Future-proofing manufacturing with data

Future-proofing manufacturing with data
Traditional manufacturers are struggling to optimise productivity. How can data help companies transition to smart manufacturing?

Mediocre decisions in a manual input world 

Henry Ford’s moving assembly line single-handedly revolutionised the auto industry and led to a drop in the number of car manufacturers from 253 to 44 by 1929. Factories today are achieving less than 50 percent of their full production capacity due to the dependence on manual inputs in the areas of inventory control, pricing reports and production planning. Early adopters are already planning for next-generation manufacturing plans with real-time, data-driven trend analysis and decision-making. 

The Industrial Internet of Things uses the Internet of Things to harness sensor data, automate data inputs, and use smart machines to capture, analyse and communicate optimal solutions to manufacturing issues. The efficiency of smart manufacturing depends on the reduction of time taken to make supply decisions, as well as the increased accuracy and volume of historical data. Traditional manufacturers use human inputs via excel and other tools, to compare historical data against present-day performance, and then decide how to proceed. Data gaps, human error, and the slower decision-making process involved in traditional planning can actually impact the accuracy and robust planning capacity of a plant.

Different strokes for different folks

India’s major industries are still lagging in a data-driven approach to production as they lack guidance on technical infrastructure, capital and training resources required to bring their capacities up to standard. Baosteel has already been able to mitigate the supply chain impacts of COVID-19 quarantine protocols through an intelligent remote control system. The automated manufacturing process enhanced internal safety measures for employees as well as stabilised the supply of goods, without compromising on their quality and efficiency standards. Precision Farming uses sensor technology to track environmental and soil conditions, automation to optimise farming processes, and streamlines farming outputs through satellite data and software solutions. The textile and paper industries can utilise smart fabrics to increase the lifespan of products, reduce consumer waste, and provide a feedback loop to manufacturers based on environmental sensor responses by products already in the market. 

Benchmarking to ease SMEs into IR4

The fourth industrial revolution (IR4) has five key features: optimisation and customisation, adaptability and automation, a human-machine interaction platform, automated visualisation and communication, and value-added business and services. 

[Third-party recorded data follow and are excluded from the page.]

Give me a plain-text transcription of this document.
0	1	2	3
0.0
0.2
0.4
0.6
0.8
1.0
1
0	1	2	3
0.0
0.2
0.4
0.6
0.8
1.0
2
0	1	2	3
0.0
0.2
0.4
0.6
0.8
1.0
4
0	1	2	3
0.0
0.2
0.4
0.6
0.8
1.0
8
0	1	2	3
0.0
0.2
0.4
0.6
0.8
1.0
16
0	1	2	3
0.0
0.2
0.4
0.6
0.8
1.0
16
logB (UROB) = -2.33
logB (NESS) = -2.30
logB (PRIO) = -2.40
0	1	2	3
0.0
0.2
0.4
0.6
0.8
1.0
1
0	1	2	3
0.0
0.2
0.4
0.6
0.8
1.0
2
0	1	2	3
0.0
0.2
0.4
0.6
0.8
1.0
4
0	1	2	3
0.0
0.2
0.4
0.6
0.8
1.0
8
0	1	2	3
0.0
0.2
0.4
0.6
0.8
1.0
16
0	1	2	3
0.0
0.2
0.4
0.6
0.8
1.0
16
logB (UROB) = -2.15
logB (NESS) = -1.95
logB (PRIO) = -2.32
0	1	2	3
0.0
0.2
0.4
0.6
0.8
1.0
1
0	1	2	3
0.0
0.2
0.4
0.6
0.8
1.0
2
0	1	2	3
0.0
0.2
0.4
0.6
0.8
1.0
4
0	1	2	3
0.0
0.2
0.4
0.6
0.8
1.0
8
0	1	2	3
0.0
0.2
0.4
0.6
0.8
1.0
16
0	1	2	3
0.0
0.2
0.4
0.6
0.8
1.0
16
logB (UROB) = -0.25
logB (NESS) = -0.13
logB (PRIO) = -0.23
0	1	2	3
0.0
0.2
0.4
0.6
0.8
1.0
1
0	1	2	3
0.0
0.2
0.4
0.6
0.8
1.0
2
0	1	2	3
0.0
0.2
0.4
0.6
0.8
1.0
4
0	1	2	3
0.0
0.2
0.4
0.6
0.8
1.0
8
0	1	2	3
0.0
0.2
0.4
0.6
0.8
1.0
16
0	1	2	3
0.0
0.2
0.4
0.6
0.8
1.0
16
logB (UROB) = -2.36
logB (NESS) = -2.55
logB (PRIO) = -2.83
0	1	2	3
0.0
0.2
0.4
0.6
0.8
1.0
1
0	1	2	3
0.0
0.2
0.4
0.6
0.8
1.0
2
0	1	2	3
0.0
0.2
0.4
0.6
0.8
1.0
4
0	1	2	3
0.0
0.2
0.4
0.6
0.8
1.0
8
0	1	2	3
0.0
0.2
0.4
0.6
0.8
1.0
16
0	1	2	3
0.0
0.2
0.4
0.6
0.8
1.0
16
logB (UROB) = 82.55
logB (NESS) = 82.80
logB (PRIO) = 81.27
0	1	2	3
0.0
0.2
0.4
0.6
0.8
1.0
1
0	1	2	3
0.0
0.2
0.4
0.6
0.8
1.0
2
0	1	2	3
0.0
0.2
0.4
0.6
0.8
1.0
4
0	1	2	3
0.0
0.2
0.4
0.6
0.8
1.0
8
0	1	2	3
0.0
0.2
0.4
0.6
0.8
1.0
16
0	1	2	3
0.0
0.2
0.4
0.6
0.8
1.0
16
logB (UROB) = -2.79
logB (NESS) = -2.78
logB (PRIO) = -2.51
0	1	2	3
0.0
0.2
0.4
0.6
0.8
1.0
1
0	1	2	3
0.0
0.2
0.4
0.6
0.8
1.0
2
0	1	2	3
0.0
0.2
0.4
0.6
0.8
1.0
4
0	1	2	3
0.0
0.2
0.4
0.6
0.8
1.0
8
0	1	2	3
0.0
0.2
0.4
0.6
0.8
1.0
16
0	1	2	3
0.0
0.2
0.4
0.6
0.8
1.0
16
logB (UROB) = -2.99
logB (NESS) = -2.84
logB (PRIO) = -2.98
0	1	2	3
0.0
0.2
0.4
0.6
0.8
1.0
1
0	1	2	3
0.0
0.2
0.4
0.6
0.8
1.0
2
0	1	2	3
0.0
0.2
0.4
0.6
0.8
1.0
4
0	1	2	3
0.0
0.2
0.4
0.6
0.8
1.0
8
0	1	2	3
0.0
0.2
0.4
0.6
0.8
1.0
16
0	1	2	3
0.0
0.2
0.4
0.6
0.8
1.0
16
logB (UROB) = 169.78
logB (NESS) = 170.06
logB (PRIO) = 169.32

The industrial revolution is obviously difficult but not impossible. The process will require an incremental approach with clear guidelines, quality checks and a visible, achievable benchmark. Through the training of the human resource to optimise data inputs, acquisition of technologies to analyse data, and the supervision of automated decision-making, smart manufacturing can help stabilise economies and make them resilient to unforeseen disruptions. 

The Indian government may not be able to consolidate every aspect of this change under general manufacturing reform, so it is up to industry leaders within sectors to set benchmarks and internal guidelines. They alone would have the initial rush of technical and financial capital, along with the ability to streamline the change management process, to develop the right solutions for their own businesses. Once proven to be successful, sector-wise guidelines can be prepared by domestic ministries or certifying bodies like the International Organization for Standardization (ISO) for small and mid-size enterprises (SMEs) to develop smart technology at their own scale and pace, with minimal operational disruptions. 

Are we giving up human intuition in exchange for autonomous talking appliances?

Machine learning is an algorithmic framework of data analysis and prediction, which is usually recommended to be used with an 80-20 approach. However, with artificial intelligence (AI) driving backend outputs and slowly replacing manual decision-making, the risk of losing that “human touch” grows. For example in the mortgage sector, a 100% AI-driven loan approval software could negatively impact first time buyers who have community/family support in their repayment plan, which is not accounted for in the platform algorithm. A local financier, on the other hand, would be able to gauge the community's impact through personal experience and understanding.


  • If large scale corporations monopolise sectors through smart manufacturing, late adopters may never get the chance to catch up. Governments must encourage industry leaders to light the way and set benchmarks for smart manufacturing in their respective industries. This can then be scaled down for SMEs through regulatory entities run by the government or third-party certifying bodies. 

  • The lack of depth in the transparency of decision-making by both AI and the human brain makes it difficult to propose a complete removal of human intervention between analysis and action.  Human involvement in decision-making should still be a significant factor in supplementing nuance and human intuition to the logical solution provided by a data-driven output. 

  • Prior to the development and funding of smart technologies, companies must try to optimise their historical data inputs. By studying industry leaders and global supply chains, they can curate and control data entry points to maximise the accuracy, depth and breadth of data collection. Eventually, when technological frameworks replace existing manual processes, the accuracy and scope of the historical data collected until that point will determine the efficiency of the smart manufacturer.